With Alan, my memories are of a funny, intelligent and quick witted man, who would turn from a typical Officer and a Gentleman into a crazed lunatic when behind the wheel of a car. A man who flew fighter jets in his day, who would drive a Ford Escort as if it was a Nimrod or a Comet, and who hated sharing the road with any other living thing. This was a man who was born for the skies, and the restrictions of having to share the roads was just too much for him. In recent years, I have taken him to hospital many times, and I would never cease to be amazed as this lovely, considerate and mild mannered gentleman would get into my car, and turn into a man possessed! He would argue with the SatNav, shake his fist at innocent road users, and have me shaking in my shoes by the time we got to the hospital. As soon as he left the car, my mild mannered man would return. No-one in the family relished the thought of being in a vehicle with him. But all of us would have loved to have flown with him. He was born to fly, and loved every minute of it.
The loss of people you love makes you realise how lucky we are to have them in our lives. It also makes you realise, that not matter how long we are on this earth, it really isn’t long enough. The possessions and wealth we acquire along the way hold no real value, no matter their worth. An undertaker friend once said, a Hurst needs no roof-rack. and how true that is. All we can hope is that when we die, we leave something of true and lasting value behind us.
My beloved Nan died many years ago, and I have her wedding ring, a pot of her Ponds Face Cream, and a purse. Even now after 35 years, I will still hold the purse, and open the pot of very dried up cream, just to feel close to her. Those simple items fill me with warmth and love, and bring me so much joy. My wonderful Grandad wrote me postcards and letters every week of my life, these too are priceless and treasured.
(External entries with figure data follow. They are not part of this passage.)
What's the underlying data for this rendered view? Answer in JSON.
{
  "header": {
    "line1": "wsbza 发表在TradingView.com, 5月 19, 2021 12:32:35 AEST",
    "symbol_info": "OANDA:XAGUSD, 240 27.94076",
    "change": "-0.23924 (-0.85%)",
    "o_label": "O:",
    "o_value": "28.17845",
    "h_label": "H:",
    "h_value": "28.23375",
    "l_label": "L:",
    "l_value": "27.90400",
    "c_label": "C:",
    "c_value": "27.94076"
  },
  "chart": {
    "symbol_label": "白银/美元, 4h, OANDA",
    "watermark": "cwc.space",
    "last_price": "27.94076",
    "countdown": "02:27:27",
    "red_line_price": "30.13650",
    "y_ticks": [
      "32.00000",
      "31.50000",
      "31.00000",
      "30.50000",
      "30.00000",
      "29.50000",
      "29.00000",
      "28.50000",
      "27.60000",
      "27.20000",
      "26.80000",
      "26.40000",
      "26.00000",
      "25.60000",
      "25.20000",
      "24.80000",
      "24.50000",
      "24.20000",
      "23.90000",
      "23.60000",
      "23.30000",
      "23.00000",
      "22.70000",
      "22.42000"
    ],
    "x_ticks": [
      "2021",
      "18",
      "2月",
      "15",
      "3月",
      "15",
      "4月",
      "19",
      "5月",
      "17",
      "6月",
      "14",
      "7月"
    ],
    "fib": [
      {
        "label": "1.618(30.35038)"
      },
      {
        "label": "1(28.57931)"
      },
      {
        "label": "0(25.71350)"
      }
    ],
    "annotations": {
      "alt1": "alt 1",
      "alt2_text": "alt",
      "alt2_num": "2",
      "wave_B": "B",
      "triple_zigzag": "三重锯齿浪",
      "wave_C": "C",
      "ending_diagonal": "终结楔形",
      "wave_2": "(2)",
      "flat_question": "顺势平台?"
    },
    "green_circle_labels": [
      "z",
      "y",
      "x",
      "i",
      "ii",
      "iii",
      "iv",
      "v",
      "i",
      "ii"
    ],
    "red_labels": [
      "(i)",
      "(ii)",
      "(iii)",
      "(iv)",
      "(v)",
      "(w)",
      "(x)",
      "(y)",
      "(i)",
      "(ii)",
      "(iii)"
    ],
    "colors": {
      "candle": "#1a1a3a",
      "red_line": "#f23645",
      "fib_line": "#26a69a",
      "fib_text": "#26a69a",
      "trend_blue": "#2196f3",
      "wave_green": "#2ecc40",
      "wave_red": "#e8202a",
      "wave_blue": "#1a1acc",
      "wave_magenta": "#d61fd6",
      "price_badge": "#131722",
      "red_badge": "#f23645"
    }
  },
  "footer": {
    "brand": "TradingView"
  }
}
My dear friends, Doris and Sprigg who died a few years ago, left me and my children memories of days by the fire, with china tea cups and stories from the Fens, but one thing that all my loved ones have left me is a gratitude for the love, and a feeling of being blessed to have known them. My life has been made richer and extra special by having these wonderful people involved in it. And of course the thing that I have in my life the most, that will remind me of my in-laws everyday is my amazingly talented, and much loved husband. If their legacy could be reduced to just one thing, it would be that they gave me him, a man that has made my life complete, and helped me make and shape 4 amazing children, and who has ensured that every day, even those ones filled with sadness, are also filled with love. They have left this world with more love than they found it, and that is a true measure of a life.
So, lipstick on, I move on with love and gratitude, and I hope that someday, someone will remember me with the same love that I remember those in my life.
Make the most of everyday, and make love and laughter at every opportunity.